Elnize saglik. Birkac rakam daha.

Yedigimiz 22 golun 12 tanesini maclarin ilk 30 dakikasinda yemisiz. Mac baslarinda bu kadar cok gol yemek oldukca ilginc. Konsantrasyon bozuklugu mu, rolantide oynayayim derken carpilma mi dersiniz bilmiyorum.

Yedigimiz 3 penaltiya karsin, hakemler bize sadece bir penalti calmis, onu da Delgado atamamis.
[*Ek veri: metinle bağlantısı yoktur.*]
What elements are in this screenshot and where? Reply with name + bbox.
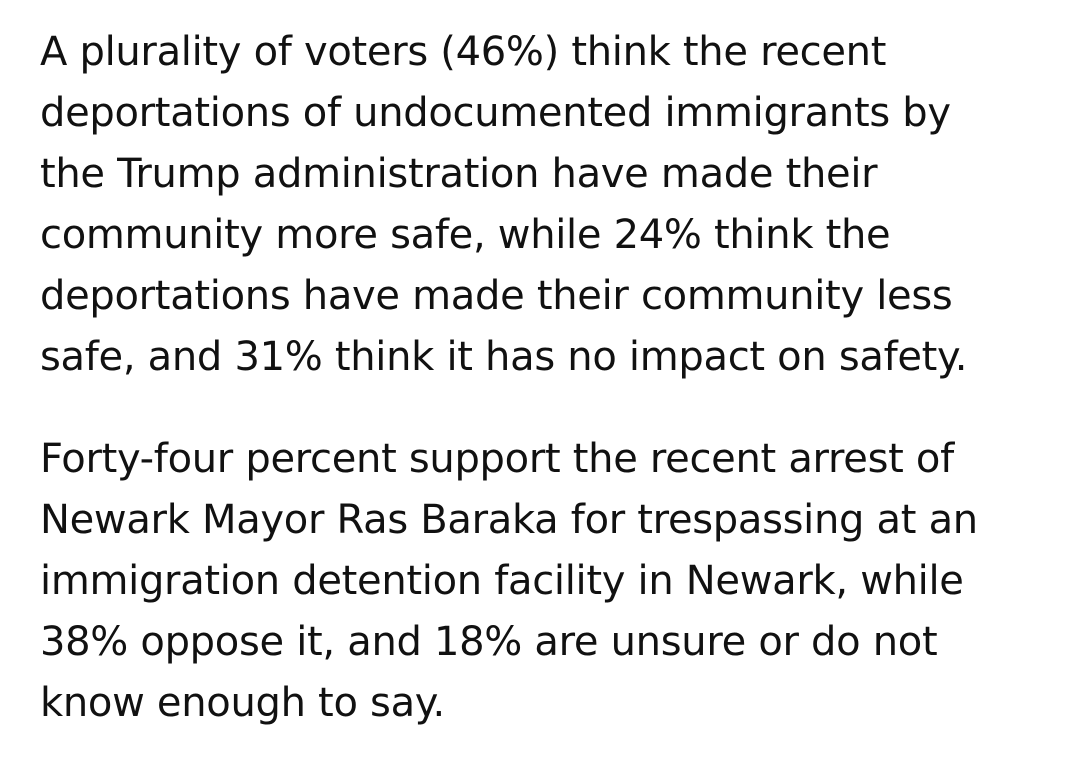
text-line: immigration detention facility in Newark… <box>40 558 964 604</box>
text-line: A plurality of voters (46%) think the re… <box>40 29 887 75</box>
text-line: community more safe, while 24% think the <box>40 212 891 258</box>
paragraph-baraka-arrest: Forty-four percent support the recent ar… <box>40 429 1060 734</box>
paragraph-deportations: A plurality of voters (46%) think the re… <box>40 22 1060 388</box>
document-body: A plurality of voters (46%) think the re… <box>40 22 1060 734</box>
text-line: Newark Mayor Ras Baraka for trespassing … <box>40 497 978 543</box>
text-line: safe, and 31% think it has no impact on … <box>40 334 968 380</box>
text-line: know enough to say. <box>40 680 445 726</box>
text-line: 38% oppose it, and 18% are unsure or do … <box>40 619 938 665</box>
text-line: the Trump administration have made their <box>40 151 878 197</box>
text-line: deportations have made their community l… <box>40 273 953 319</box>
text-line: deportations of undocumented immigrants … <box>40 90 951 136</box>
text-line: Forty-four percent support the recent ar… <box>40 436 954 482</box>
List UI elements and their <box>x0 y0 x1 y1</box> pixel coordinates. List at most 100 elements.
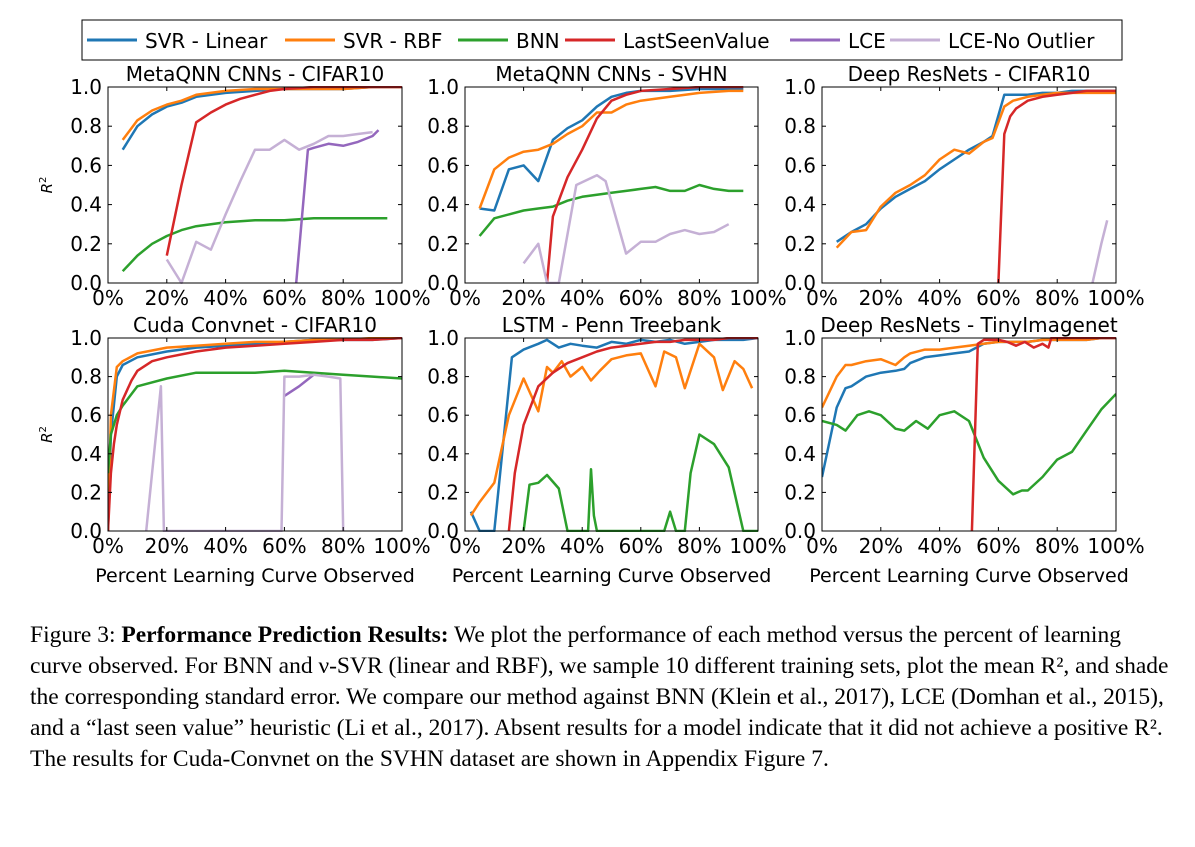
plot-frame <box>464 337 759 532</box>
plot-frame <box>464 86 759 284</box>
x-tick-label: 60% <box>262 534 306 558</box>
series-line <box>479 87 744 212</box>
x-tick-label: 0% <box>92 534 124 558</box>
legend-label: BNN <box>516 29 560 53</box>
y-tick-label: 0.0 <box>70 271 102 295</box>
x-tick-label: 60% <box>619 286 663 310</box>
y-tick-label: 0.0 <box>784 519 816 543</box>
series-line <box>507 337 758 532</box>
x-tick-label: 20% <box>859 534 903 558</box>
x-tick-label: 40% <box>917 286 961 310</box>
y-tick-label: 0.8 <box>70 114 102 138</box>
y-tick-label: 0.0 <box>70 519 102 543</box>
x-tick-label: 40% <box>560 286 604 310</box>
y-tick-label: 0.2 <box>70 232 102 256</box>
x-tick-label: 100% <box>729 286 786 310</box>
y-tick-label: 0.2 <box>70 480 102 504</box>
series-line <box>836 89 1116 243</box>
y-tick-label: 0.6 <box>70 153 102 177</box>
series-line <box>997 89 1116 284</box>
y-tick-label: 0.8 <box>784 114 816 138</box>
series-line <box>478 89 744 209</box>
chart-panel-5: LSTM - Penn Treebank 0.0 0.2 0.4 0.6 0.8 1.0 0%… <box>427 313 786 587</box>
y-tick-label: 0.8 <box>784 365 816 389</box>
x-tick-label: 40% <box>203 286 247 310</box>
series-line <box>165 130 373 284</box>
panels: MetaQNN CNNs - CIFAR10 0.0 0.2 0.4 0.6 0.8 1.0… <box>38 62 1145 587</box>
x-axis-label: Percent Learning Curve Observed <box>95 565 415 587</box>
legend-label: LCE-No Outlier <box>948 29 1095 53</box>
y-tick-label: 0.6 <box>427 403 459 427</box>
y-tick-label: 1.0 <box>70 326 102 350</box>
y-tick-label: 0.8 <box>427 114 459 138</box>
legend-label: LastSeenValue <box>623 29 770 53</box>
x-tick-label: 100% <box>729 534 786 558</box>
y-tick-label: 0.4 <box>427 442 459 466</box>
chart-title: Deep ResNets - CIFAR10 <box>848 62 1091 86</box>
x-axis-label: Percent Learning Curve Observed <box>809 565 1129 587</box>
x-tick-label: 80% <box>321 534 365 558</box>
legend: SVR - Linear SVR - RBF BNN LastSeenValue LCE… <box>81 19 1123 61</box>
legend-label: LCE <box>848 29 886 53</box>
x-tick-label: 20% <box>501 286 545 310</box>
series-line <box>283 373 315 397</box>
x-tick-label: 0% <box>449 534 481 558</box>
series-line <box>522 433 758 532</box>
figure: SVR - Linear SVR - RBF BNN LastSeenValue LCE… <box>38 19 1145 587</box>
caption-bold: Performance Prediction Results: <box>121 622 449 648</box>
x-tick-label: 60% <box>976 286 1020 310</box>
series-line <box>469 342 754 517</box>
series-line <box>835 91 1116 249</box>
y-axis-label: R2 <box>38 177 56 194</box>
x-tick-label: 80% <box>677 534 721 558</box>
y-tick-label: 0.4 <box>70 442 102 466</box>
x-tick-label: 0% <box>92 286 124 310</box>
plot-frame <box>107 86 403 284</box>
series-line <box>108 337 402 532</box>
x-tick-label: 100% <box>1087 534 1144 558</box>
series-line <box>822 393 1116 496</box>
y-tick-label: 1.0 <box>70 75 102 99</box>
chart-title: MetaQNN CNNs - CIFAR10 <box>126 62 384 86</box>
x-tick-label: 20% <box>145 534 189 558</box>
y-tick-label: 1.0 <box>784 75 816 99</box>
y-tick-label: 0.2 <box>427 232 459 256</box>
series-line <box>121 86 402 141</box>
plot-frame <box>107 337 403 532</box>
chart-title: Cuda Convnet - CIFAR10 <box>133 313 377 337</box>
chart-panel-2: MetaQNN CNNs - SVHN 0.0 0.2 0.4 0.6 0.8 1.0 0% 2… <box>427 62 786 310</box>
x-tick-label: 40% <box>917 534 961 558</box>
y-tick-label: 1.0 <box>427 326 459 350</box>
chart-title: MetaQNN CNNs - SVHN <box>495 62 727 86</box>
y-tick-label: 0.0 <box>427 271 459 295</box>
y-tick-label: 0.4 <box>784 442 816 466</box>
y-tick-label: 0.0 <box>784 271 816 295</box>
y-tick-label: 0.0 <box>427 519 459 543</box>
series-line <box>822 337 1116 478</box>
x-tick-label: 100% <box>1087 286 1144 310</box>
legend-label: SVR - Linear <box>145 29 268 53</box>
series-line <box>822 337 1116 409</box>
x-tick-label: 80% <box>1035 286 1079 310</box>
series-line <box>144 373 345 532</box>
chart-panel-3: Deep ResNets - CIFAR10 0.0 0.2 0.4 0.6 0.8 1.0… <box>784 62 1144 310</box>
x-tick-label: 60% <box>619 534 663 558</box>
y-axis-label: R2 <box>38 426 56 443</box>
x-tick-label: 40% <box>560 534 604 558</box>
x-axis-label: Percent Learning Curve Observed <box>452 565 772 587</box>
series-line <box>970 337 1116 532</box>
chart-title: Deep ResNets - TinyImagenet <box>820 313 1118 337</box>
y-tick-label: 0.6 <box>784 403 816 427</box>
caption-label: Figure 3: <box>30 622 116 648</box>
series-line <box>108 369 402 474</box>
x-tick-label: 80% <box>677 286 721 310</box>
x-tick-label: 60% <box>976 534 1020 558</box>
chart-title: LSTM - Penn Treebank <box>502 313 722 337</box>
y-tick-label: 0.2 <box>784 480 816 504</box>
x-tick-label: 100% <box>373 534 430 558</box>
series-line <box>294 129 380 284</box>
x-tick-label: 40% <box>203 534 247 558</box>
chart-panel-4: Cuda Convnet - CIFAR10 0.0 0.2 0.4 0.6 0.8 1.0… <box>38 313 431 587</box>
series-line <box>108 337 402 532</box>
x-tick-label: 0% <box>806 286 838 310</box>
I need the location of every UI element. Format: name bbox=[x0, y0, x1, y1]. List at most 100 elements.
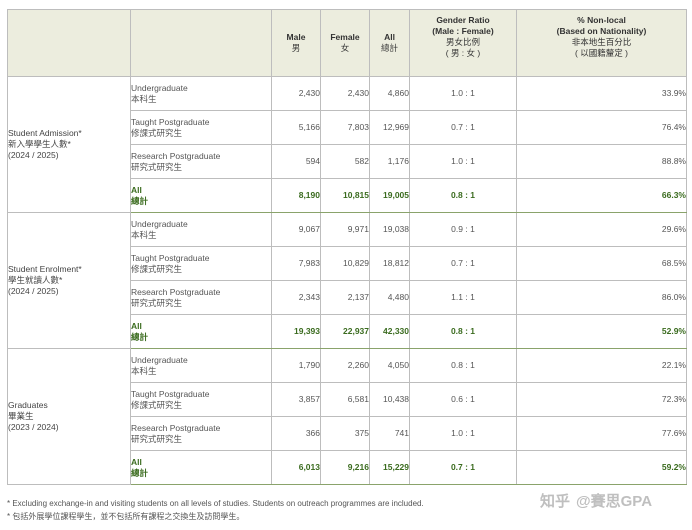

Kornerden 4 gol yememiz cok felaket bir rakam bence. Ozellikle de 1564 tane korner kullanip iki tane gol atabilen bir takim icin.

Gökhan dedi ki...

her ne kadar gs ve fb den az gol yemiş olsak da 22 golu bıraz fazla buluyorum.ts,fb,gs maclarını bır kenara koydugumda sivas ın m.yıldız a top şişirmesi ankara ve g.antep in cok pasla sonuca gıtmeye calısması dısında hiç bir takımın bize karşı(ve diger buyuklere karsı(fb ye karsı edu-lugano nun arasına atılmaya calısılan toplar hariç))cok planlı bir şekılde gole ulaşamadıgını düşününce bu ligde su ana kadar daha az gol yemelıydık diyorum.özellikle ernst in gelişi ve genelde yanında sivok ya da cisse nın oynamasıyla birlikte kolay kolay baskı yemeyecegımız düşünülürse bu 1 civarı olan ortalamayı biraz daha düşürmemiz gerekir bunun yolu da muhtemelen bireysel hataları azaltmakla olacaktır.